Mas o anúncio do acordo gerou ainda mais confusão em torno da questão, em vez de comemorar e facilitar, e foi estancado após as declarações questionáveis da maior minoria, ninguém menos que o BNDES-também um dos principais financiadores da empresa. O banco queria que dados comparativos fossem capazes de aprovar a questão na montagem, inclusive se não havia espaço para simplesmente cancelar o contrato ou desenvolver uma nova marca, do zero.

O BNDES sempre foi um proponente do fechamento dos pagamentos e das configurações cobradas da administração da Klabin, mas como a solução foi julgada por ter faltado informação para uma decisão refletida. A briga pública havia sido tapada na hora com uma troca de câmbio. O assunto foi suspenso até que o Banco Fomento.

As negociações foram novamente coletadas internamente após o BNDES estar finalmente de acordo com a retomada do debate após a avaliação do trabalho sobre o assunto e suas possibilidades, que foram realizadas pelo conselho de administração. Comitê. Os documentos foram enviados para o banco de fomente na virada de 2019 até 2020 e foram públicos no início de maio. Uma vez que a retomada da conversa é há muito tempo, não haverá tempo para que ela seja concluída a tempo de uma proposta ser colocada na agenda dos acionistas gerais ". A sessão está marcada para 31 de julho.

O BNDES está pronto para aguardar a solução desse problema, já que entende que pode desbloquear o valor da Klabin, então tente vender no mercado a parcela que possui na máquina de papel para a embalagem-a decisão vai depender dos termos do momento, e não há nenhuma instituição manada para a operação, as segundas fontes próximas ao assunto.

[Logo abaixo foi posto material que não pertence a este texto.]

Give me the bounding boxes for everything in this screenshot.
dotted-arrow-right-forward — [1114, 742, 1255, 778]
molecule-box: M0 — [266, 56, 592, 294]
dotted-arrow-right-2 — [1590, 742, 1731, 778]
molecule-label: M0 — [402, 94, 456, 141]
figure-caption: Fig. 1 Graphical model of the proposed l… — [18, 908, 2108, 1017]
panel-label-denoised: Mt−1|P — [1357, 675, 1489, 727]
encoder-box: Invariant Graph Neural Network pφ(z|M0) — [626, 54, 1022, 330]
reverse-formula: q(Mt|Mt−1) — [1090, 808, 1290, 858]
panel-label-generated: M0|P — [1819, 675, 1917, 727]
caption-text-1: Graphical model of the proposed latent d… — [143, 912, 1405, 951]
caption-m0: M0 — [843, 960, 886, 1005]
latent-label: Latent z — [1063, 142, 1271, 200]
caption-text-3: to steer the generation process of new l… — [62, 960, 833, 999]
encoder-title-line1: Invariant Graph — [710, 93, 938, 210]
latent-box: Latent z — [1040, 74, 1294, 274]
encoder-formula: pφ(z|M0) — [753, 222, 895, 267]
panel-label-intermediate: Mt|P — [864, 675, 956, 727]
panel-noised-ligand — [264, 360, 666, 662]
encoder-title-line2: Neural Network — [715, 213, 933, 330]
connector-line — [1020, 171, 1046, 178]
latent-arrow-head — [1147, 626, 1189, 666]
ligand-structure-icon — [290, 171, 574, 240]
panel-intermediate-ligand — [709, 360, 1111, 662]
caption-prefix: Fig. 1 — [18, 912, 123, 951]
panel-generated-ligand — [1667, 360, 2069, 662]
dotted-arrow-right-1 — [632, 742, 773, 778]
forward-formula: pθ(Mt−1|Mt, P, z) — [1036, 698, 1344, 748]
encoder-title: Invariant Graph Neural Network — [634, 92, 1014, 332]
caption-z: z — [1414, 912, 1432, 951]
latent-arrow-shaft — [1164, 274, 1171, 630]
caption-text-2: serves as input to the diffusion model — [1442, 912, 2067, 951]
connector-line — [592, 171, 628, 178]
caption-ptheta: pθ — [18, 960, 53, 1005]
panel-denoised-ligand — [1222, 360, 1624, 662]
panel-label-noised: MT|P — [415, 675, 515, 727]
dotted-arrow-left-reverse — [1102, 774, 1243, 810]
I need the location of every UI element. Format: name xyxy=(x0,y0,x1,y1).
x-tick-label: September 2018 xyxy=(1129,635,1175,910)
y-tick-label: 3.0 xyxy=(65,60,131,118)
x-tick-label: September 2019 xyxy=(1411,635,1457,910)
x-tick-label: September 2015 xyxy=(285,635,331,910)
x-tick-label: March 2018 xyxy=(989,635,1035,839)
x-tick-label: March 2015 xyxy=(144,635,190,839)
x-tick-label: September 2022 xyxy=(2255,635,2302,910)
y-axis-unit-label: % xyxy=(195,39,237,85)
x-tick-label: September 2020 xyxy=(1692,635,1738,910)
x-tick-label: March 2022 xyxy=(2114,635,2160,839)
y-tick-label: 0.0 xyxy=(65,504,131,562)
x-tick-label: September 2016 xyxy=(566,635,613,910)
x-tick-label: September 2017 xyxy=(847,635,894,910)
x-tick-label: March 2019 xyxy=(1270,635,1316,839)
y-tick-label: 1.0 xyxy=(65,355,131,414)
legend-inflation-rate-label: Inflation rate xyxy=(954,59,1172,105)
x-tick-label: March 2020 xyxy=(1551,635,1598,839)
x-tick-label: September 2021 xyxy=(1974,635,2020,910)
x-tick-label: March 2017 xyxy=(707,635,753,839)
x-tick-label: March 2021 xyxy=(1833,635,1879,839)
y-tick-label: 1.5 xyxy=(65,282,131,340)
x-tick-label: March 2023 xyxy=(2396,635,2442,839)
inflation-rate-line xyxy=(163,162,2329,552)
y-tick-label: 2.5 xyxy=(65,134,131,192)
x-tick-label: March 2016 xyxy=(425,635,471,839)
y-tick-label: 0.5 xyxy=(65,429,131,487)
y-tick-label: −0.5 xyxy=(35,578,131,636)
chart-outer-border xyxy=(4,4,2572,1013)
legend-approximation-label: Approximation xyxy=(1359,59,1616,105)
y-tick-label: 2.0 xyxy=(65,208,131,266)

Recentemente, o banco elevou sua participação no capital da companhia, de 5,5% para 7,5%, após uma conversão de títulos de dívida em ações. A empresa vale 22,6 bilhões de reais no B3 e, assim, a participação do Banco equivale a cerca de 1,7 bilhões de reais.

Consulta, a Klabin não comenta o assunto. BNDES Tampouco fala sobre investir empresas. Este é o local de registro do banco quando ele é consultado sobre casos específicos. A instituição avaliou mais uma vez a venda de ações em várias empresas participantes.

Investidores ' A expectativa é de que os esforços comerciais em 2019 não sejam perdidos e que, pelo menos, formem a base para as negociações em curso. No entanto, o trabalho do comitê oferece margem, até mesmo para os controladores, para exigir um valor maior para entregar seu sobrenome à empresa.

A marca foi avaliada pela Kantar em 1,1 bilhões de reais. E uma pesquisa apontou que o comércio pode custar o nome entre um mínimo de 83 milhões de reais e um teto de 1,37 bilhões de reais. Dados esses dados e após entrevistas com executivos de empresas que mudaram a marca de seus produtos, neste setor, o Conselho de Administração, que formou o assunto, formado apenas por membros independentes, com a maioria fechada que a empresa deve retomar os 2019 negócios, como foi benéfica.

O mercado está esperando há anos por uma paralisação. O assunto chegou até a entrar com uma ação na Comissão de Valores Mobiliários (CVM) que no final do ano passado acusou 13 dos 14 membros do conselho de administração da Klabin, em sua educação anterior sobre o atual, por falta de due diligence vis-à-vis a empresa-o grupo que apresentou o acordo de 2019 sem um estudo detalhado. O xerife do mercado estava sobre o assunto desde 2017, já provocado pelo BNDES. Na ocasião, o regulador pediu que a empresa dê mais transparência ao assunto e o Conselho de Administração consideraria anualmente a conveniência de operar os pagamentos.

Após cenas dos próximos capítulos-o mercado espera que ele seja pacífico.